Willowmore Anyphops Flat Spider
- Conservation status: Least Concern (SANBI Red List)

Scientific classification
- Kingdom: Animalia
- Phylum: Arthropoda
- Subphylum: Chelicerata
- Class: Arachnida
- Order: Araneae
- Infraorder: Araneomorphae
- Family: Selenopidae
- Genus: Anyphops
- Species: A. maculosus
- Binomial name: Anyphops maculosus (Lawrence, 1940)

= Anyphops maculosus =

- Authority: (Lawrence, 1940)
- Conservation status: LC

Species of spider

Anyphops maculosus is a species of spider in the family Selenopidae.

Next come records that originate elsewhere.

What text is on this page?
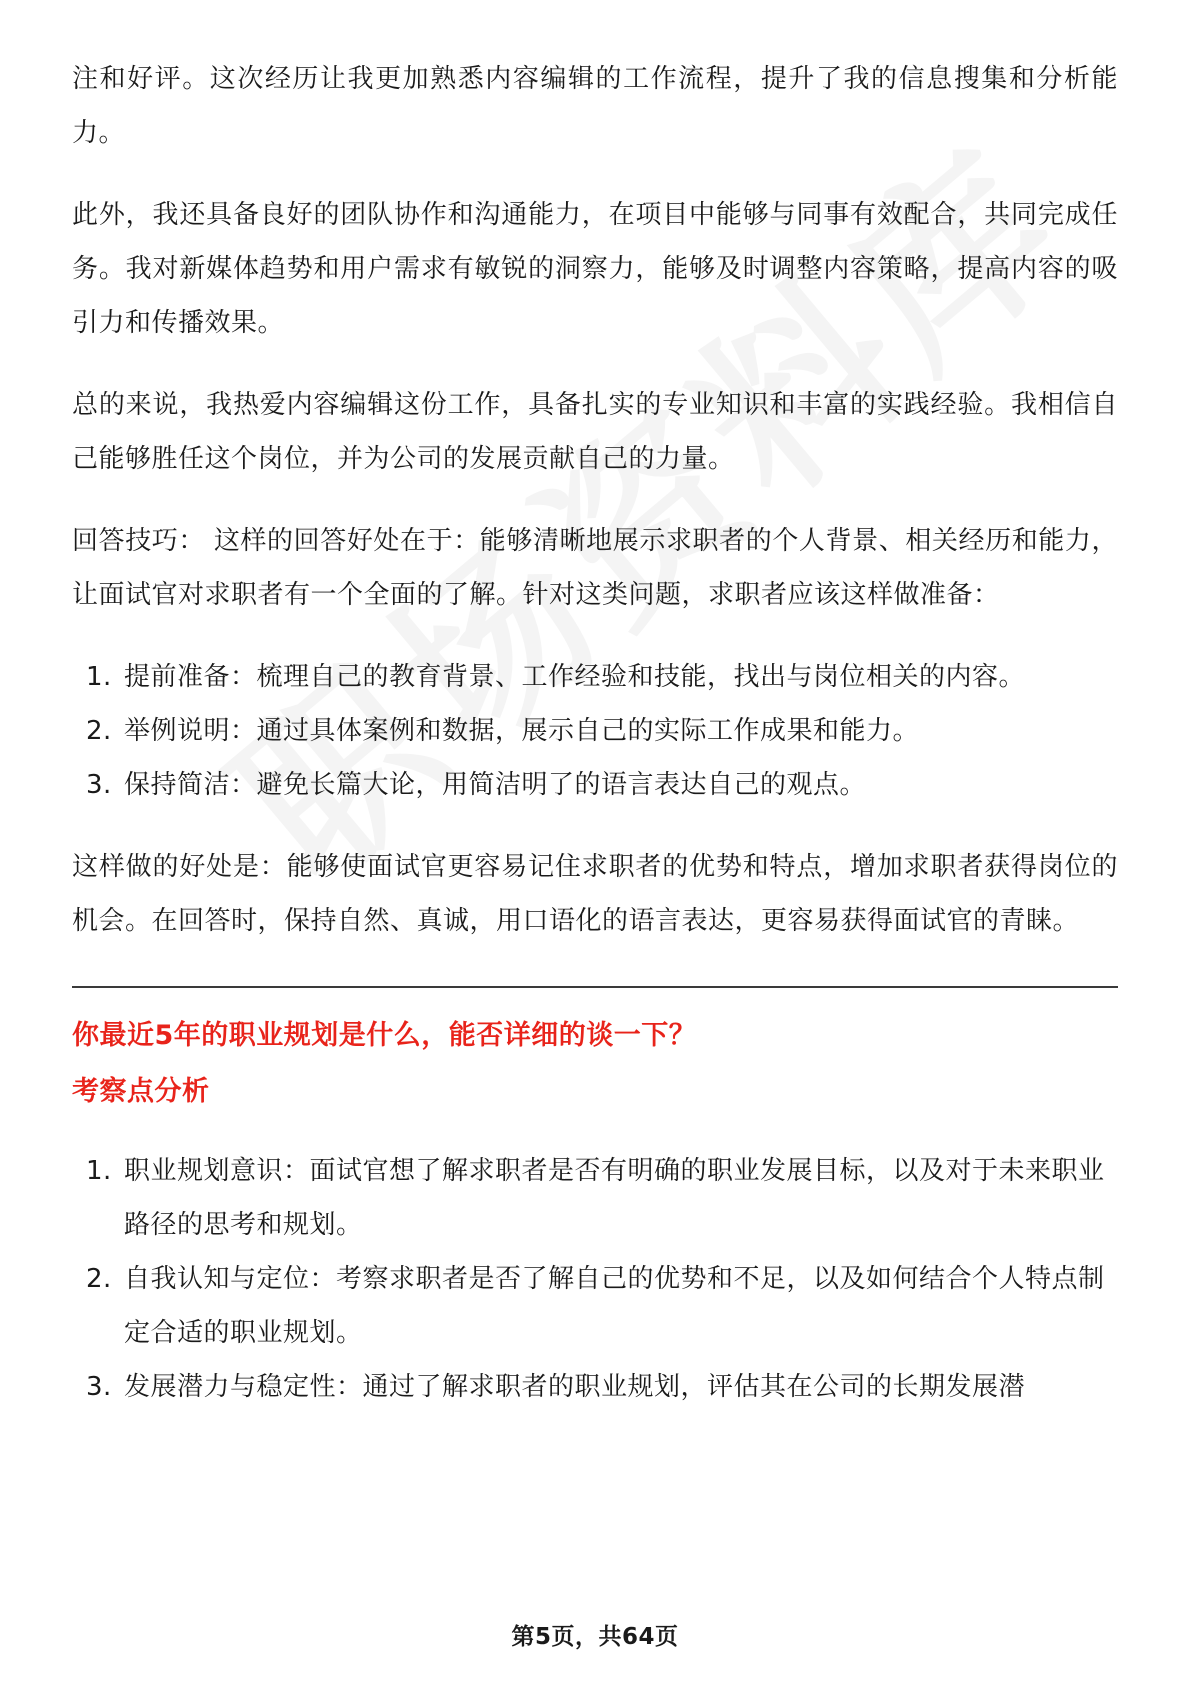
注和好评。这次经历让我更加熟悉内容编辑的工作流程，提升了我的信息搜集和分析能力。

此外，我还具备良好的团队协作和沟通能力，在项目中能够与同事有效配合，共同完成任务。我对新媒体趋势和用户需求有敏锐的洞察力，能够及时调整内容策略，提高内容的吸引力和传播效果。

总的来说，我热爱内容编辑这份工作，具备扎实的专业知识和丰富的实践经验。我相信自己能够胜任这个岗位，并为公司的发展贡献自己的力量。

回答技巧： 这样的回答好处在于：能够清晰地展示求职者的个人背景、相关经历和能力，让面试官对求职者有一个全面的了解。针对这类问题，求职者应该这样做准备：

1. 提前准备：梳理自己的教育背景、工作经验和技能，找出与岗位相关的内容。
2. 举例说明：通过具体案例和数据，展示自己的实际工作成果和能力。
3. 保持简洁：避免长篇大论，用简洁明了的语言表达自己的观点。

这样做的好处是：能够使面试官更容易记住求职者的优势和特点，增加求职者获得岗位的机会。在回答时，保持自然、真诚，用口语化的语言表达，更容易获得面试官的青睐。

你最近5年的职业规划是什么，能否详细的谈一下？
考察点分析
1. 职业规划意识：面试官想了解求职者是否有明确的职业发展目标，以及对于未来职业路径的思考和规划。
2. 自我认知与定位：考察求职者是否了解自己的优势和不足，以及如何结合个人特点制定合适的职业规划。
3. 发展潜力与稳定性：通过了解求职者的职业规划，评估其在公司的长期发展潜
第5页，共64页
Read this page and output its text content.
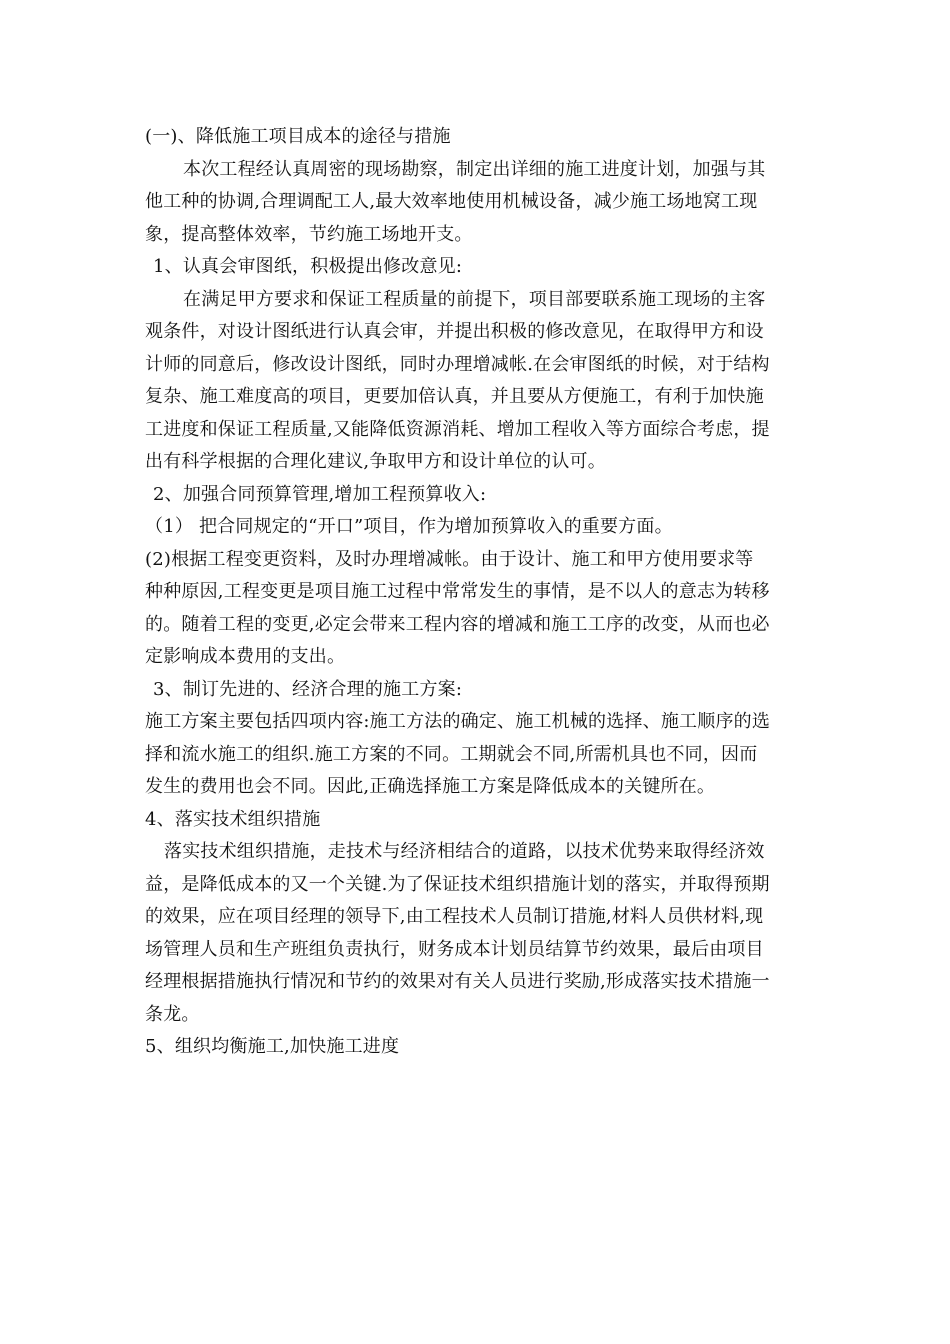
(一)、降低施工项目成本的途径与措施
本次工程经认真周密的现场勘察，制定出详细的施工进度计划，加强与其
他工种的协调,合理调配工人,最大效率地使用机械设备，减少施工场地窝工现
象，提高整体效率，节约施工场地开支。
1、认真会审图纸，积极提出修改意见:
在满足甲方要求和保证工程质量的前提下，项目部要联系施工现场的主客
观条件，对设计图纸进行认真会审，并提出积极的修改意见，在取得甲方和设
计师的同意后，修改设计图纸，同时办理增减帐.在会审图纸的时候，对于结构
复杂、施工难度高的项目，更要加倍认真，并且要从方便施工，有利于加快施
工进度和保证工程质量,又能降低资源消耗、增加工程收入等方面综合考虑，提
出有科学根据的合理化建议,争取甲方和设计单位的认可。
2、加强合同预算管理,增加工程预算收入:
（1） 把合同规定的“开口”项目，作为增加预算收入的重要方面。
(2)根据工程变更资料，及时办理增减帐。由于设计、施工和甲方使用要求等
种种原因,工程变更是项目施工过程中常常发生的事情，是不以人的意志为转移
的。随着工程的变更,必定会带来工程内容的增减和施工工序的改变，从而也必
定影响成本费用的支出。
3、制订先进的、经济合理的施工方案:
施工方案主要包括四项内容:施工方法的确定、施工机械的选择、施工顺序的选
择和流水施工的组织.施工方案的不同。工期就会不同,所需机具也不同，因而
发生的费用也会不同。因此,正确选择施工方案是降低成本的关键所在。
4、落实技术组织措施
落实技术组织措施，走技术与经济相结合的道路，以技术优势来取得经济效
益，是降低成本的又一个关键.为了保证技术组织措施计划的落实，并取得预期
的效果，应在项目经理的领导下,由工程技术人员制订措施,材料人员供材料,现
场管理人员和生产班组负责执行，财务成本计划员结算节约效果，最后由项目
经理根据措施执行情况和节约的效果对有关人员进行奖励,形成落实技术措施一
条龙。
5、组织均衡施工,加快施工进度
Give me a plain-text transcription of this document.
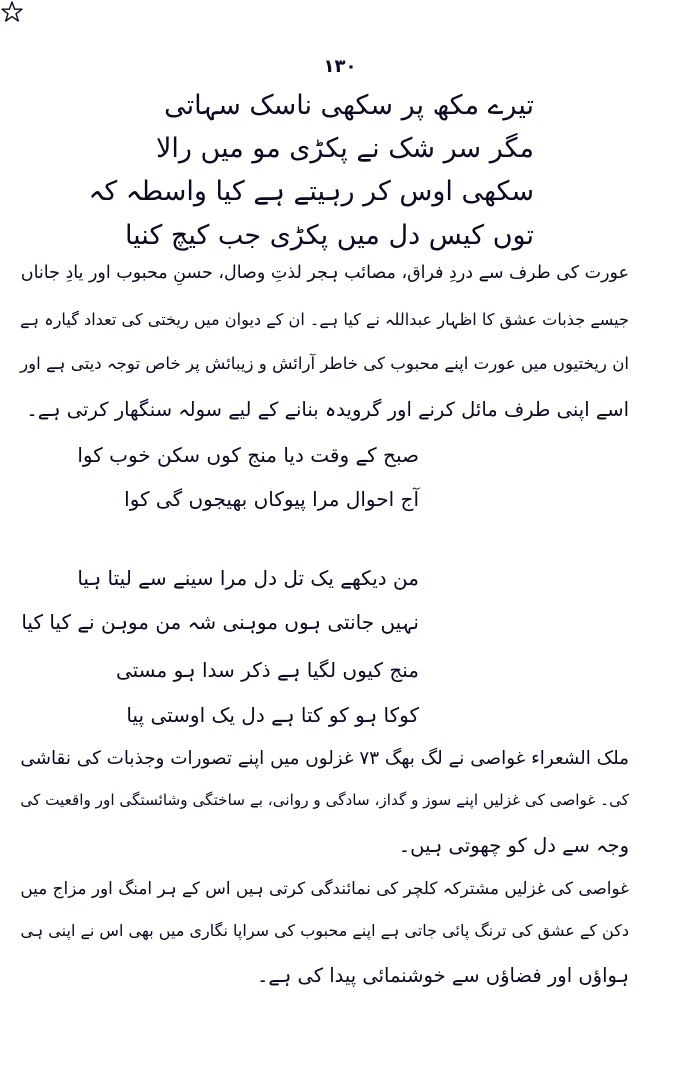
۱۳۰
تیرے مکھ پر سکھی ناسک سہاتی
مگر سر شک نے پکڑی مو میں رالا
سکھی اوس کر رہیتے ہے کیا واسطہ کہ
توں کیس دل میں پکڑی جب کیچ کنیا
عورت کی طرف سے دردِ فراق، مصائب ہجر لذتِ وصال، حسنِ محبوب اور یادِ جاناں
جیسے جذبات عشق کا اظہار عبداللہ نے کیا ہے۔ ان کے دیوان میں ریختی کی تعداد گیارہ ہے
ان ریختیوں میں عورت اپنے محبوب کی خاطر آرائش و زیبائش پر خاص توجہ دیتی ہے اور
اسے اپنی طرف مائل کرنے اور گرویدہ بنانے کے لیے سولہ سنگھار کرتی ہے۔
صبح کے وقت دیا منج کوں سکن خوب کوا
آج احوال مرا پیوکاں بھیجوں گی کوا
من دیکھے یک تل دل مرا سینے سے لیتا ہیا
نہیں جانتی ہوں موہنی شہ من موہن نے کیا کیا
منج کیوں لگیا ہے ذکر سدا ہو مستی
کوکا ہو کو کتا ہے دل یک اوستی پیا
ملک الشعراء غواصی نے لگ بھگ ۷۳ غزلوں میں اپنے تصورات وجذبات کی نقاشی
کی۔ غواصی کی غزلیں اپنے سوز و گداز، سادگی و روانی، بے ساختگی وشائستگی اور واقعیت کی
وجہ سے دل کو چھوتی ہیں۔
غواصی کی غزلیں مشترکہ کلچر کی نمائندگی کرتی ہیں اس کے ہر امنگ اور مزاج میں
دکن کے عشق کی ترنگ پائی جاتی ہے اپنے محبوب کی سراپا نگاری میں بھی اس نے اپنی ہی
ہواؤں اور فضاؤں سے خوشنمائی پیدا کی ہے۔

It is endemic to South Africa and is commonly known as the Willowmore Anyphops flat spider.

==Distribution==
Anyphops maculosus occurs in three South African provinces: Eastern Cape, Northern Cape, and Western Cape. It has been recorded from Willowmore and Pearston in the Eastern Cape, Farm Gamesep near Postmasburg and Kathu in the Northern Cape, and Beaufort West and Karoo National Park in the Western Cape at altitudes ranging from 709 to 1,212 m above sea level.

==Habitat and ecology==
The species inhabits the Nama Karoo and Thicket biomes and is a free-living cryptozoic nocturnal ground-dwelling spider.

==Description==

Only the female is known. The carapace has well-defined radiations from the thoracic striae and crenulated submarginal bands, with a well-defined but narrow blackish marginal marking. The chelicerae are reddish brown with some darker markings.

The abdomen above is dirty yellow with some ill-defined brownish spots and numerous minute dots scattered over its surface. The legs have fairly well defined bands. The anterior tibiae have 5 pairs of inferior spines. Total length is 11 mm.

==Conservation==
Anyphops maculosus is listed as Least Concern. Although the species is presently known only from one sex, it has a wide geographical range and is protected in Karoo National Park.